Al Qaeda in Maldives - International Terrorism Monitor

(To be read in continuation of my earlier paper of November 11, 2007, titled "MALDIVES: SEQUEL TO MALE EXPLOSION---AN UPDATE" available at http://www.saag.org/papers25/paper2452.html)

The "Threats Watch", a well-known US group, which, inter alia, closely monitors the various Internet sites known to be or suspected to be associated with Al Qaeda and disseminates its observations, has carried an alert titled " Ansar Al Mujahideen Targets the Maldives" .The text of the Alert is available at http://threatswatch.org/rapidrecon/2007/11/ansar-almujahideen-targets-the/. It is reproduced below:

Ansar Al Mujahideen Targets the Maldives

A previously unknown group called “the Media Section of Ansar Al Mujahideen” posted a teaser video today on a well-known Internet forum associated with al-Qaeda that promotes an upcoming full-feature package called “Your Brothers in Maldives are Calling You!”

The teaser lasts 1 minute and 49 seconds and features clips recorded inside a Wahhabi mosque during the October 6, 2007, standoff between approximately 90 masked militants armed with swords and iron rods and 100 government soldiers on Himandhoo island. The tiny island, which belongs to Alif Alif atoll, lies 50 miles to the west of Male’, measures only 750m across and has a population of 583 residents. It is known as a hotbed of Wahhabi activity and, according to multiple intelligence sources, was a major transit point for South and Southeast Asian militants traveling by boat to fight in Somalia in the Fall and Winter of 2006.

The standoff occurred at the unregistered Dhar-al-Khuir Mosque on October 6, 2007, which was harboring at least two members of a cell that orchestrated the country’s first Jihadist terror attack. The attack, on September 29 at a popular tourist drop-off point in Male’, injured 12 foreign nationals and, according to police investigations, was funded by Islamic NGOs in Pakistan and the UK. Although the NGOs have not yet been named publicly, knowledgeable Maldives observers suspect the Idara Khidmat-e-Khalq NGO, the charitable wing of the Lashkar-e-Taiba.

When fully released, the video will mark the first al Qaeda messaging product that features the Maldives. It is likely a call for foreign recruitment and financing for the local terror cell, which is believed to have grown considerably in the past year. The Maldives is believed to fall under the purview of Fazul Abdullah Mohammed, a Comorro who is wanted for the 1998 East Africa embassy attacks and is believed to be hiding inside Somalia.

Interestingly, the teaser appears to be an indigenous product. It was seeded in 3 file formats (WMV, MP4 and FLV) and 4 sizes across 23 sites, including rapidshare.com, zshare.net, megaupload.com, badongo.com, and archive.org. The archive.org location appears to be the master distribution point and is registered to a false e-mail address “walad99@spambog.net.” It also contains documents with keywords related to travel and tourism, which is the main source of income for the country and the main issue of contention for Maldivian militants.

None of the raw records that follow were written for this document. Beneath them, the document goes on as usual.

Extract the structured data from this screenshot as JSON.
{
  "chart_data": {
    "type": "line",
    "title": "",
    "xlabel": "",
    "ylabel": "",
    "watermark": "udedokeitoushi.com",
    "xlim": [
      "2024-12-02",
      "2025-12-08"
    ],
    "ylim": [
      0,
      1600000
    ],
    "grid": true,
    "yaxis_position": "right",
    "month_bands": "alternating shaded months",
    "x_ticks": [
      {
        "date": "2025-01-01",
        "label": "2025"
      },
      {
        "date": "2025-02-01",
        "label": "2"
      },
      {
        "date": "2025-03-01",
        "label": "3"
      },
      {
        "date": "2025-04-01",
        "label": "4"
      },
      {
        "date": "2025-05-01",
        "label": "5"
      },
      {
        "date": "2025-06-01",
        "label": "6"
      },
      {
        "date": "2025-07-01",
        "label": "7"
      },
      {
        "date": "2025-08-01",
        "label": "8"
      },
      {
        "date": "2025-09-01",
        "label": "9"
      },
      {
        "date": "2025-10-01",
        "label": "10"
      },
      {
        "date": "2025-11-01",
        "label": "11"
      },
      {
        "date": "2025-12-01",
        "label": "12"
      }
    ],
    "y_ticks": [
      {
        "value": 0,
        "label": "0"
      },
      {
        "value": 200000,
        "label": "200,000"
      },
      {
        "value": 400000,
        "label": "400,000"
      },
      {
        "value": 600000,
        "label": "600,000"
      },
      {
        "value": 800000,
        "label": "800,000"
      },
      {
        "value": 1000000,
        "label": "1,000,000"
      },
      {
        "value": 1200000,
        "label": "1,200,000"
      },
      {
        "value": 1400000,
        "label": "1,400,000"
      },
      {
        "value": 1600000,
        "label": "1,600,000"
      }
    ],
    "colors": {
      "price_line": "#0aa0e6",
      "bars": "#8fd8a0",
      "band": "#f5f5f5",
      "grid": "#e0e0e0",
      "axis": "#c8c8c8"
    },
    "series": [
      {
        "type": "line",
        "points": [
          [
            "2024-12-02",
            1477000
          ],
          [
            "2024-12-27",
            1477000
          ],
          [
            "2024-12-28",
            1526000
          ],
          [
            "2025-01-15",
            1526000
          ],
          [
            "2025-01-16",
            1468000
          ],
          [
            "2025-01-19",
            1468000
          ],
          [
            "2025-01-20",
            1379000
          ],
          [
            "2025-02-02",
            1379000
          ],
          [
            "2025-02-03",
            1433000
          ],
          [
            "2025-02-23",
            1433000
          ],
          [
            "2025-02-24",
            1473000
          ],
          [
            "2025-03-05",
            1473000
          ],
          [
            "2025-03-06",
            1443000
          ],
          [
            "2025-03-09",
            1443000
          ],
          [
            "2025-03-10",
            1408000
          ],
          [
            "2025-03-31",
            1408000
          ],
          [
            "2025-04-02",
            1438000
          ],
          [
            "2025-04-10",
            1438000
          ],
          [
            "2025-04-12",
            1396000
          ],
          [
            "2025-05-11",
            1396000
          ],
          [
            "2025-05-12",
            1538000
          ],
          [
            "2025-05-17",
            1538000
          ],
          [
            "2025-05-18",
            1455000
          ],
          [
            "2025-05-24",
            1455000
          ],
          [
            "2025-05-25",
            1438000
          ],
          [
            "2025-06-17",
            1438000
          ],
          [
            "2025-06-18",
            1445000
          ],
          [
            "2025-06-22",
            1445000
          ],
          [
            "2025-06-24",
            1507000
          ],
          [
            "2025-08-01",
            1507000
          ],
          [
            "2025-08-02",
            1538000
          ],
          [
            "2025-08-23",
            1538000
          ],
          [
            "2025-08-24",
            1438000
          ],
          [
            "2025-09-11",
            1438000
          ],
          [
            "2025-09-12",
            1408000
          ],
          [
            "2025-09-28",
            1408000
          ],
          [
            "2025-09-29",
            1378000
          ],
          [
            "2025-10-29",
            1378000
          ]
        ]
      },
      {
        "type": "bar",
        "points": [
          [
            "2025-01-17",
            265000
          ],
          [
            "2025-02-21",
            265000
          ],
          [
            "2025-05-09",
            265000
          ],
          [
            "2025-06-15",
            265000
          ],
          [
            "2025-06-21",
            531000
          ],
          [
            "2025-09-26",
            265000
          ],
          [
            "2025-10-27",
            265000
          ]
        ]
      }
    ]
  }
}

2. My comments on this worrisome development are as follows: In 2002, a 28-year-old Maldivian national named Ibrahim Fauzee was arrested in Karachi, Pakistan, and taken to the Guantanamo Bay detention centre in Cuba by the US' Federal Bureau of Investigation (FBI) on suspicion of his having links with Al Qaeda. As his interrogation did not confirm this suspicion, the FBI sent him to the Maldives. He lives in Male and is subject to regular police surveillance. The reported expansion of Al Qaeda's arc of jihadi operations to the Maldives should be of concern to India, Sri Lanka, the US, Singapore and the international maritime community as a whole. The Maldives has many uninhabited islands, which could be used by Al Qaeda not only for training jihadi terrorists, but also for mounting a major act of maritime terrorism against American ships visiting ports in India, Sri Lanka and Singapore and against the US naval base in Diego Garcia. Al Qaeda has suspected for a long time that Khalid Sheikh Mohammad, who allegedly orchestrated the 9/11 terrorist strikes in the US, and Hambali of the Jemmah Islamia were kept by the US intelligence in Diego Garcia before they were flown to the Guantanamo Bay detention centre in Cuba. KSM was arrested in Rawalpindi in March, 2003, and Hambali in Ayuthya in Thailand in August, 2003.Even though there have been periodic reports of Al Qaeda planning a major maritime terrorism strike, it has not been able to mount a successful act of maritime terrorism after its attack on a French oil tanker (Limburg) off Aden in 2002. India has to be specially concerned not only over the possibility of an Al Qaeda-mounted operation in ports in South India, but also over the possibility of attacks on indian ships and military personnel visiting the Maldives.